Of the outcomes of fractures, least is known about the relationship between nonhip fractures. This paper is the first report of an increased mortality associated with minor fractures in older people. These findings suggest that we should take nonhip, nonvertebral fractures more seriously. In this study, such fractures accounted for about half of all low-trauma fractures and were associated with more than 40% of all deaths. They are also associated with increased subsequent fracture risk.
Osteoporotic fractures in older people are a huge and growing public health problem, associated with significant cost in dollars, health, and lives.5,6 The current report indicates that the cost of bone fractures is not limited to those of the spine and hip.
So, what to do for our patients, beyond the usual caveats about diet, sleep, exercise, alcohol, and tobacco? A recent randomized study of bisphosphonate treatment of men and women soon after a hip fracture reported significantly decreased mortality,7 and might be worth considering. And we need to recognize that broken bones help identify patients that are at risk.
1. Simons LA, et al.

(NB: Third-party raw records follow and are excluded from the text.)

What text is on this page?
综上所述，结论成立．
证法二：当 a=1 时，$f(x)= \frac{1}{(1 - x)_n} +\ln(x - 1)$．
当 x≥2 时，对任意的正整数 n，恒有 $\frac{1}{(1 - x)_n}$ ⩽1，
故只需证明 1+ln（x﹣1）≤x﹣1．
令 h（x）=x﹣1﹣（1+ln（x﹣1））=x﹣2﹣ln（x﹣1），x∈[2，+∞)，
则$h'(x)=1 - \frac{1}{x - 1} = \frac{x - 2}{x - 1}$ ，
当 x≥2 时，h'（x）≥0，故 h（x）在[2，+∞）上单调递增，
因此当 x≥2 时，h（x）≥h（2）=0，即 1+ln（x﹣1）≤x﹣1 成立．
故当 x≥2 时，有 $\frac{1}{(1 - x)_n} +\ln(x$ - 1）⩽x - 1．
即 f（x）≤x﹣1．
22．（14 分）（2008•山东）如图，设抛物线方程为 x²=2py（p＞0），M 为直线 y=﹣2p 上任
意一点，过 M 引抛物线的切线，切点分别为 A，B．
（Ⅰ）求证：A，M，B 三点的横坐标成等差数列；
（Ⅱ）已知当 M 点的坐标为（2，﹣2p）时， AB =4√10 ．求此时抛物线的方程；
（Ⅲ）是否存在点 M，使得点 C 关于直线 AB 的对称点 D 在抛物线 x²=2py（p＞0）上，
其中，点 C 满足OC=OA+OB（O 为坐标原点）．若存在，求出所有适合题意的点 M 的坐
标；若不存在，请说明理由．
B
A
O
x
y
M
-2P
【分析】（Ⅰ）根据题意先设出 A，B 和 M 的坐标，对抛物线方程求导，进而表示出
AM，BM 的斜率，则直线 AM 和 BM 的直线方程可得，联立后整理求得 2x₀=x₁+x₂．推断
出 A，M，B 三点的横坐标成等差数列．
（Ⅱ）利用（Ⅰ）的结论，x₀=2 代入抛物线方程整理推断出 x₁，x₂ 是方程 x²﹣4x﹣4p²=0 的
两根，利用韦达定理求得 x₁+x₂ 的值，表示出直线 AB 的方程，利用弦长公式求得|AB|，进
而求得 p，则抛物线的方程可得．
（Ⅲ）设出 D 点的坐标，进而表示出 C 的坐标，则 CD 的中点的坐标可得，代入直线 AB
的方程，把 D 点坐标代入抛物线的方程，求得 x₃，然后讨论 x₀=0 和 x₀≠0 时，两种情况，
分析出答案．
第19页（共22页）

The Dubbo study: An Australian prospective community study of the health of elderly. Aust N Z J Med 1990;20:783-789.
2. Center JR, et al. Mortality after all major types of osteoporotic fracture in men and women: An observational study. Lancet 1999;353:878-882.

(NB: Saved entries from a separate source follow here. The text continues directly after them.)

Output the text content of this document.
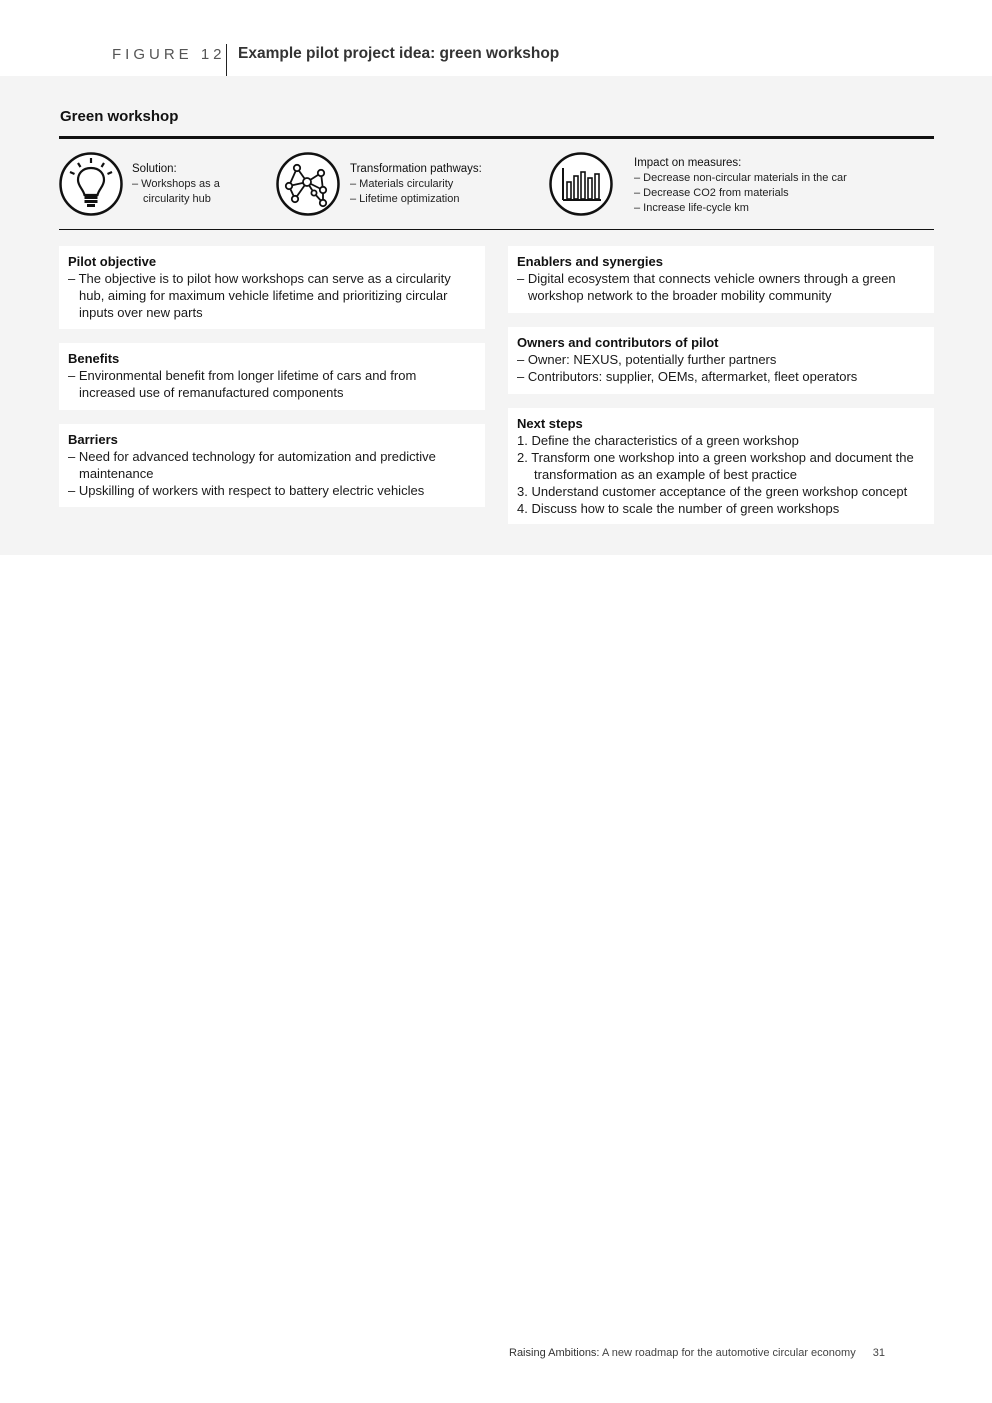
FIGURE 12 Example pilot project idea: green workshop
Green workshop
Solution:
– Workshops as a
circularity hub
Transformation pathways:
– Materials circularity
– Lifetime optimization
Impact on measures:
– Decrease non-circular materials in the car
– Decrease CO2 from materials
– Increase life-cycle km
Pilot objective
– The objective is to pilot how workshops can serve as a circularity hub, aiming for maximum vehicle lifetime and prioritizing circular inputs over new parts
Benefits
– Environmental benefit from longer lifetime of cars and from increased use of remanufactured components
Barriers
– Need for advanced technology for automization and predictive maintenance
– Upskilling of workers with respect to battery electric vehicles
Enablers and synergies
– Digital ecosystem that connects vehicle owners through a green workshop network to the broader mobility community
Owners and contributors of pilot
– Owner: NEXUS, potentially further partners
– Contributors: supplier, OEMs, aftermarket, fleet operators
Next steps
1. Define the characteristics of a green workshop
2. Transform one workshop into a green workshop and document the transformation as an example of best practice
3. Understand customer acceptance of the green workshop concept
4. Discuss how to scale the number of green workshops
Raising Ambitions: A new roadmap for the automotive circular economy 31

3. Cauley JA, et al. Risk of mortality following clinical fractures. Osteoporos Int 2000;11:556-561.
4. Haentjens P, et al; Network on Male Osteoporosis in Europe (NEMO). Evidence from data searches and life-table analyses for gender-related differences in absolute risk of hip fracture after Colles' or spine fracture: Colles' fracture as an early and sensitive marker of skeletal fragility in white men. J Bone Miner Res 2004;19:1933-1944.
5. Cummings SR, Melton LJ. Epidemiology and outcomes of osteoporotic fractures. Lancet 2002;359: 1761-1767.
6. Cooper C. The crippling consequences of fractures and their impact on quality of life. Am J Med 1997;103: 12S-17S.
7. Lyles KW, et al; HORIZON Recurrent Fracture Trial. Zoledronic acid and clinical fractures and mortality after hip fracture. N Engl J Med 2007;357: 1799-1809.